History supplies us with many examples where scientists were just plain wrong about certain matters, but ultimately discovered the truth through continued research. Science recovers from such situations quite well, though sometimes with minor wounds.

I strongly suspect that The Petition Project may be valid.

Emphasis mine. I think that claiming that there is a “consensus” and that “the science is settled” are semantically equivalent to “I can’t imagine any such situation.” Such people are many things, but they are not people who truly respect, or even understand, science. They are politicians, encouraging political acts.

[Update a while later]

I’ve deleted my reference to Little Green Footballs, pending the outcome of an ongoing civil email conversation with Charles.

Stock Up On The Popcorn

Fresh from the hoosegow, Jim Traficant wants to run for Congress again.

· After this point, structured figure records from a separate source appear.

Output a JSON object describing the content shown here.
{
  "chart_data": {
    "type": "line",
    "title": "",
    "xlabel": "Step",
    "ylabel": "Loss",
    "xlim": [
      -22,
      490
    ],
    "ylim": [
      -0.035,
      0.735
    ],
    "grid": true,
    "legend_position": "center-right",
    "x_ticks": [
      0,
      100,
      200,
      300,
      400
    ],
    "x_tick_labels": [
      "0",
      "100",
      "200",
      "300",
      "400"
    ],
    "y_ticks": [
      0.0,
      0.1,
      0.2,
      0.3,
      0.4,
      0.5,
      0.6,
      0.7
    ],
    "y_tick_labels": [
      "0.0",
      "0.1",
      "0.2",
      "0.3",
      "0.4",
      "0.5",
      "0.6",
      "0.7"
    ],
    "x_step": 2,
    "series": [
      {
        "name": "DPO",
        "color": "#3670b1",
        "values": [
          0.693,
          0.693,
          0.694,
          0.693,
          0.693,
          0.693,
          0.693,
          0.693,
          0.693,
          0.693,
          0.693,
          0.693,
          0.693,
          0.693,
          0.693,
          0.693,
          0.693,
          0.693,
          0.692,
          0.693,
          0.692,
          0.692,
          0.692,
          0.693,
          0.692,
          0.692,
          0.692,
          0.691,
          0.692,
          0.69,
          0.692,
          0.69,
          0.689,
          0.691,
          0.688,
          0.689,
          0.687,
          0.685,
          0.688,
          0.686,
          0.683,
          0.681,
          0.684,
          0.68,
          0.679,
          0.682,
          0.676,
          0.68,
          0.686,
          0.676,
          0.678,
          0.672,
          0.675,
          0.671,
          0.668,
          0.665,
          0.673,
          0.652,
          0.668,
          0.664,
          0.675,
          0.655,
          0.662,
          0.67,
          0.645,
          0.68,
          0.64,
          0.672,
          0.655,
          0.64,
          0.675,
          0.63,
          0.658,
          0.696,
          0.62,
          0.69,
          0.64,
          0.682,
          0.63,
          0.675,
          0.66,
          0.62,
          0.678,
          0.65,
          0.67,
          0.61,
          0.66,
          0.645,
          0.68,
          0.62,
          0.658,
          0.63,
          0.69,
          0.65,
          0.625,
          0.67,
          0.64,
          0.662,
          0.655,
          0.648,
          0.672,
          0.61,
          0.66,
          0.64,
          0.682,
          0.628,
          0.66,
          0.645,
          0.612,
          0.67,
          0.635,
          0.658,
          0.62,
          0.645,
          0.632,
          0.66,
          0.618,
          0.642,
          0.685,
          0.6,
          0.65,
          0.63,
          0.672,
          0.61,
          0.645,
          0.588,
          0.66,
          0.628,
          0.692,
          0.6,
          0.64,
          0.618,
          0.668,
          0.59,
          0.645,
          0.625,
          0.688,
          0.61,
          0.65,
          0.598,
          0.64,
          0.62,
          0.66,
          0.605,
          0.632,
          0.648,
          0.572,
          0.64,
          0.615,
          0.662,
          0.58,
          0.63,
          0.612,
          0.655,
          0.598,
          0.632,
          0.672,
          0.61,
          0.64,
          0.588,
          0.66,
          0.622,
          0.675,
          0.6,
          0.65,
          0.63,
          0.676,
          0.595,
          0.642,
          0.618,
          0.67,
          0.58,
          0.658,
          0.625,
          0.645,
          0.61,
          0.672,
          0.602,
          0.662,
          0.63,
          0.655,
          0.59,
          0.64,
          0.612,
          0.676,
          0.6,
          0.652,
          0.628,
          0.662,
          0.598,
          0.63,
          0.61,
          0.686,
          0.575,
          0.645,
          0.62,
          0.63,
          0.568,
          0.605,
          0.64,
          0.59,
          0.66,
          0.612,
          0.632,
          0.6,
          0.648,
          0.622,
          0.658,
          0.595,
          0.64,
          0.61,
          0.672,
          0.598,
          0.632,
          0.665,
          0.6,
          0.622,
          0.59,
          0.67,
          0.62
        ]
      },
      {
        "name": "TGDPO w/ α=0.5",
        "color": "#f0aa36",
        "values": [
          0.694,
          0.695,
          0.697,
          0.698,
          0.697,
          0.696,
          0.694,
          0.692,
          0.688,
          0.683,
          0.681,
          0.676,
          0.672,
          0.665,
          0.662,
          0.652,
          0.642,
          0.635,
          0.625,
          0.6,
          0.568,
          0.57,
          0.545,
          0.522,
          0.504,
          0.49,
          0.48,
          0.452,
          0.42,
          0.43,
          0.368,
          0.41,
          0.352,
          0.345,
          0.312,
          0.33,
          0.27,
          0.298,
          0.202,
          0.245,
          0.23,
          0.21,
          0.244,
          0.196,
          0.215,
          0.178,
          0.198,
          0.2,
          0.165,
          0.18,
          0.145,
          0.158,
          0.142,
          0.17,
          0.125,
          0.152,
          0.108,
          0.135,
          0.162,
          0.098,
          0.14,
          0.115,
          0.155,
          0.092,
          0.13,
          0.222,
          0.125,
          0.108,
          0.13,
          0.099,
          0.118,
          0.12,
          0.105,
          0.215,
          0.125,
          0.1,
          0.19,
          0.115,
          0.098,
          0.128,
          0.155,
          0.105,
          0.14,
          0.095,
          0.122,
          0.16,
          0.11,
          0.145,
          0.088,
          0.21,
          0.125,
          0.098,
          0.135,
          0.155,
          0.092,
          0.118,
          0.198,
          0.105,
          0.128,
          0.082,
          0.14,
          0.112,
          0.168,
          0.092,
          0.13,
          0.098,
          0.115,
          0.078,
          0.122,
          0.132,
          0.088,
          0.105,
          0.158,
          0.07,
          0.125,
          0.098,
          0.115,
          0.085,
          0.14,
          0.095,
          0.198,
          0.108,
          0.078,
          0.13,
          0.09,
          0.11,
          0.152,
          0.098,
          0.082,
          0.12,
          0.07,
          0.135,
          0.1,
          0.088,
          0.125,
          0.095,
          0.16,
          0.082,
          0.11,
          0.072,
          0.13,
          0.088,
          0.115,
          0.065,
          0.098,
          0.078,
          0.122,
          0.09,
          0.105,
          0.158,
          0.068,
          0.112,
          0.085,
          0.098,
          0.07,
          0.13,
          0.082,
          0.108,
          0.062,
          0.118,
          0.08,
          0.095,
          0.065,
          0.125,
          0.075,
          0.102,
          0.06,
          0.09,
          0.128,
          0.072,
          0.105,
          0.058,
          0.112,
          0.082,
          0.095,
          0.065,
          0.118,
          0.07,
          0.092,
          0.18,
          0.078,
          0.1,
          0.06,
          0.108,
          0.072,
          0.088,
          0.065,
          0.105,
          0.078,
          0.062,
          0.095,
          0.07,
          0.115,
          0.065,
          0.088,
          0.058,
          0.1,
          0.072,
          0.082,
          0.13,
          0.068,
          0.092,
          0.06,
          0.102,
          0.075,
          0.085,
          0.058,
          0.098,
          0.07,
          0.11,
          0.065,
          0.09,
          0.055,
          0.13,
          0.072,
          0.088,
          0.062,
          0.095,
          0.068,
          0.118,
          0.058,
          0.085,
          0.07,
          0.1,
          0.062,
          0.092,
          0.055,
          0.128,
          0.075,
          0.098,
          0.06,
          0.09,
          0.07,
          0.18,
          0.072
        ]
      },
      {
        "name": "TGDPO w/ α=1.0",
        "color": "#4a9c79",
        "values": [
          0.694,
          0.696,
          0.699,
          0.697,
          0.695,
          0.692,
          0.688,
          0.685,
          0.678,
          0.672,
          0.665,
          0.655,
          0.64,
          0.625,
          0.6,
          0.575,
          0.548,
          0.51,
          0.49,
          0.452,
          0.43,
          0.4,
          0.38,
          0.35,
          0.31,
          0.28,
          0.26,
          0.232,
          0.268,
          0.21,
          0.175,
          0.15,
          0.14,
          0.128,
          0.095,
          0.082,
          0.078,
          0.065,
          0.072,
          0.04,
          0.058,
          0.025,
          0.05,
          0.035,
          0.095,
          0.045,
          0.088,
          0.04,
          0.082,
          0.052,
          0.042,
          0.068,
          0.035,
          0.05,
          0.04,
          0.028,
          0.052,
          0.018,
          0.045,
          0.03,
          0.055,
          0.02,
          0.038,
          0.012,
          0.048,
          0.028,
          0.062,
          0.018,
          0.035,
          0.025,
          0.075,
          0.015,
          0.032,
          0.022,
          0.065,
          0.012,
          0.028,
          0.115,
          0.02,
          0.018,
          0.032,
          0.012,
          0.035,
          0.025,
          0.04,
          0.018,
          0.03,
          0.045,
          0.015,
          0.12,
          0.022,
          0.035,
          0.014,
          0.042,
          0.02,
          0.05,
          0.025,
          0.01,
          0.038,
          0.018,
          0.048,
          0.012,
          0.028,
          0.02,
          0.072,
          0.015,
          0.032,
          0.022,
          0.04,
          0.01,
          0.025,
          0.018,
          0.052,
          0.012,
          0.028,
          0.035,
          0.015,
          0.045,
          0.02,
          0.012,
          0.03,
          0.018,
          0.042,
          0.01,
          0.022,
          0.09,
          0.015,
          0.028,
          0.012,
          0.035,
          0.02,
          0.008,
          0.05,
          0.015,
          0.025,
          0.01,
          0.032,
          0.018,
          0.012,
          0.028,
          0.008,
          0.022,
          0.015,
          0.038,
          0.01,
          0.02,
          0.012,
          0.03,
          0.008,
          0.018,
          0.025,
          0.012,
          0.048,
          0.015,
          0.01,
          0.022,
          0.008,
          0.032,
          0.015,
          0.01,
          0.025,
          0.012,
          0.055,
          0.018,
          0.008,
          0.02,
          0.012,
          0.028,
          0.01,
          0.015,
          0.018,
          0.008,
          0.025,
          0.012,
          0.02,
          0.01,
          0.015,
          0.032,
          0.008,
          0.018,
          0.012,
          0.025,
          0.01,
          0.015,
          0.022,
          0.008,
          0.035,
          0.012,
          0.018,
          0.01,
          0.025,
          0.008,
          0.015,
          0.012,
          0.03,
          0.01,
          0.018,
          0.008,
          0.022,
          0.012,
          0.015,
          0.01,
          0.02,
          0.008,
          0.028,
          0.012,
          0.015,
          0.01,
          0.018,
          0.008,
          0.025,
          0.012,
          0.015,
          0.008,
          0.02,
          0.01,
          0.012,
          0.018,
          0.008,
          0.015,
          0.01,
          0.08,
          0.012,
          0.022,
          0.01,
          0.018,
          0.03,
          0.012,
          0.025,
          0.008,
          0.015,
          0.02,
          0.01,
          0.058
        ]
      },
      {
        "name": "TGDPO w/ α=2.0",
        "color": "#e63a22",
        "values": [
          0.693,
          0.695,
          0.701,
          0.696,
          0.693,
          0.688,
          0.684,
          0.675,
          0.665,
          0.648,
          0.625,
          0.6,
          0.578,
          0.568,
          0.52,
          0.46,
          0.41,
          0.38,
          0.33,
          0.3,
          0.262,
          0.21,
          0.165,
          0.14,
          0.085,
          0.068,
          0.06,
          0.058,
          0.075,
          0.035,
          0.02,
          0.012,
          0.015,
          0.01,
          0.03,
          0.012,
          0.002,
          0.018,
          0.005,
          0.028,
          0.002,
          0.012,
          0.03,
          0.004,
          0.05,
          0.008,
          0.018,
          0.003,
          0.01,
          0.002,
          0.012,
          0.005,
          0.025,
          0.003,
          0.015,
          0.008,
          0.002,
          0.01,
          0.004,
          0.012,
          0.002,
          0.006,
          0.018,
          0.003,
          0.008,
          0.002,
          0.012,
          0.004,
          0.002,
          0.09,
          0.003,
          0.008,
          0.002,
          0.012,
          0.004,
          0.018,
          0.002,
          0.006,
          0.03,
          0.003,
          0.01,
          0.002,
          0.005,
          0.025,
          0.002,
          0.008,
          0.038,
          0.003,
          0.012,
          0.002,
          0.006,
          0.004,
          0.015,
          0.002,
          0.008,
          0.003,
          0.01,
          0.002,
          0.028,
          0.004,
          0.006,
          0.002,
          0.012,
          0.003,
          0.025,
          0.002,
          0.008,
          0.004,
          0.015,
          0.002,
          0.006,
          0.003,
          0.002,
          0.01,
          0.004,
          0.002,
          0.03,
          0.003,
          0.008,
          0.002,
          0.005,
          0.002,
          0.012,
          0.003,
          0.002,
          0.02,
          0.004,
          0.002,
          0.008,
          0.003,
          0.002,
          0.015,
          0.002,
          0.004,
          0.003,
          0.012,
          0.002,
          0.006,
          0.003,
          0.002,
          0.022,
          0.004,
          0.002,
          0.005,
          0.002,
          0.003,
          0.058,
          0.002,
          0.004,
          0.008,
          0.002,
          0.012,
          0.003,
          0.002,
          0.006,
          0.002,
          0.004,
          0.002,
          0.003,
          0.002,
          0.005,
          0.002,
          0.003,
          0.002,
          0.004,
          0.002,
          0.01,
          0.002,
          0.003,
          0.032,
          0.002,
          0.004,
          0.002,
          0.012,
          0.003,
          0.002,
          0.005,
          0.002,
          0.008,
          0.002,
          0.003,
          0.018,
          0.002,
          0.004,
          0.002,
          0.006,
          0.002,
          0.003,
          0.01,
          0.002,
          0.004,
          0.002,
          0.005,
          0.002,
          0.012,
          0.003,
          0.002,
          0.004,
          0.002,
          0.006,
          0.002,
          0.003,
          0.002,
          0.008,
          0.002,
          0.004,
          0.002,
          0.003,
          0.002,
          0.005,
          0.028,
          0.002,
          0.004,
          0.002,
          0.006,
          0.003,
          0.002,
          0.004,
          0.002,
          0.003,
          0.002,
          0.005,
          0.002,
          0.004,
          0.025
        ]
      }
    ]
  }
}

I sat on the subway with him under the Capitol once, years ago. He treated me like he’d known me forever, even though we’d never met. I guess that kind of personality is a key ingredient to being a politician.

[Update a couple minutes later]

I should add that his hairpiece really did look like a dead animal. It’s kind of funny what kind of hairballs representative democracy will cough up and send to Washington.